Anschläge auf Bahnhof und Bus

info-baskenland.de 27.11.2009 - 12:34
An der Metro-Station in Getxo entstand heute morgen erheblicher Sachschaden durch einen Sprengsatz. Verletzt wurde niemand.

In Markina wurden gestern Abend die Passagiere eines Linienbusses von Unbekannten zum aussteigen gezwungen. Der Bus wurde anschließend in Brand gesetzt und brannte vollständig aus.

11 der am Dienstag verhafteten Jugendlichen wurden ins Gefängnis überstellt. Zwei Jugendliche befinden sich wieder auf freien Fuß, die restlichen Jugendlichen sind weiter in Incommunicado-Haft.

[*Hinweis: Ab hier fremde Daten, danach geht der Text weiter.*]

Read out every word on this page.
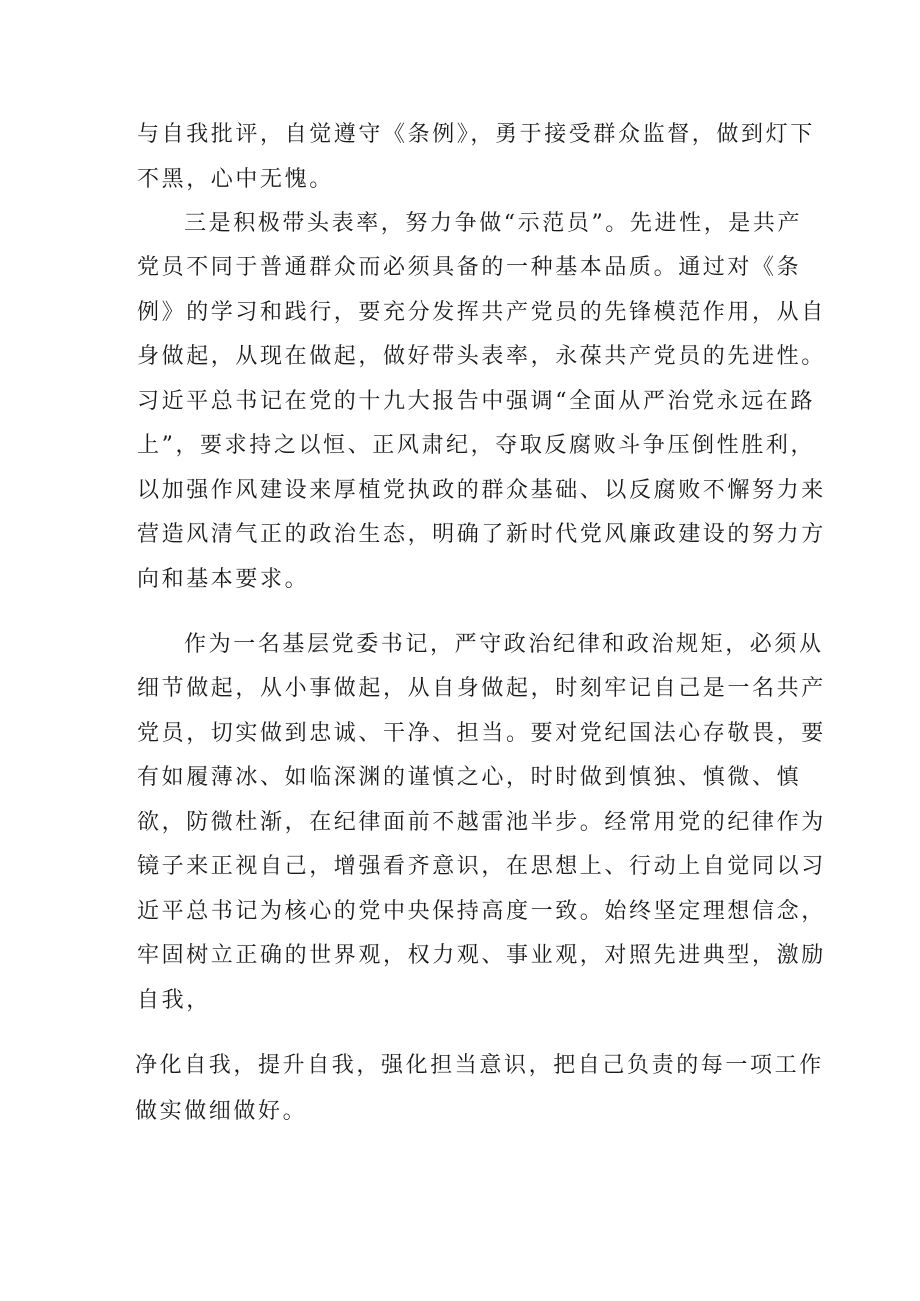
与自我批评，自觉遵守《条例》，勇于接受群众监督，做到灯下
不黑，心中无愧。
三是积极带头表率，努力争做“示范员”。先进性，是共产
党员不同于普通群众而必须具备的一种基本品质。通过对《条
例》的学习和践行，要充分发挥共产党员的先锋模范作用，从自
身做起，从现在做起，做好带头表率，永葆共产党员的先进性。
习近平总书记在党的十九大报告中强调“全面从严治党永远在路
上”，要求持之以恒、正风肃纪，夺取反腐败斗争压倒性胜利，
以加强作风建设来厚植党执政的群众基础、以反腐败不懈努力来
营造风清气正的政治生态，明确了新时代党风廉政建设的努力方
向和基本要求。
作为一名基层党委书记，严守政治纪律和政治规矩，必须从
细节做起，从小事做起，从自身做起，时刻牢记自己是一名共产
党员，切实做到忠诚、干净、担当。要对党纪国法心存敬畏，要
有如履薄冰、如临深渊的谨慎之心，时时做到慎独、慎微、慎
欲，防微杜渐，在纪律面前不越雷池半步。经常用党的纪律作为
镜子来正视自己，增强看齐意识，在思想上、行动上自觉同以习
近平总书记为核心的党中央保持高度一致。始终坚定理想信念，
牢固树立正确的世界观，权力观、事业观，对照先进典型，激励
自我，
净化自我，提升自我，强化担当意识，把自己负责的每一项工作
做实做细做好。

Richter Grande Marlaska hatte zuvor Maßnahmen zur Prävention von Folter für die Verhafteten abgelehnt.

Aktualisierung

Uschi Grandel 30.11.2009 - 22:43

Zwei neue Berichte zum aktuellen Stand der Verhaftungen und zum politischen Umfeld:
(1) Ingo Niebel: »Ihr werdet uns nicht stoppen«
(2) Uschi Grandel: Verhaftet wegen ihres politischen Engagements

Egunkaria Prozess beginnt

Uschi Grandel 13.12.2009 - 23:29

Interview

Paul 15.12.2009 - 10:50
Habe ein Interview zum heute beginnenden Prozess gegen die baskische Tageszeitung gefunden. Interessant, findet sich hier:  http://www.neues-deutschland.de/artikel/161168.gerechtigkeit-erwarte-ich-nicht.html

Sie wurde vor fast sieben Jahren geschlossen, die Journalisten gefolrtert, doch sogar die Staatsanwaltschaft hat die Einstellung gefordert, weil es keine Hinweise auf eine Verstrickung zur ETA gibt. Er wird aber, gegen alle Rechtsnormen, auf Basis einer "Volksanklage" von zwei faschistischen Organisation durchgezogen. 12 - 14 Jahre werden für die fünf Angeklagten gefordert und weil ein paar Tausend Euro an Mehrwertsteuer nicht gezahlt wurden, soll noch ein Prozess gegen acht Personen folgen, wo bis zu 26 Jahre gefordert werden.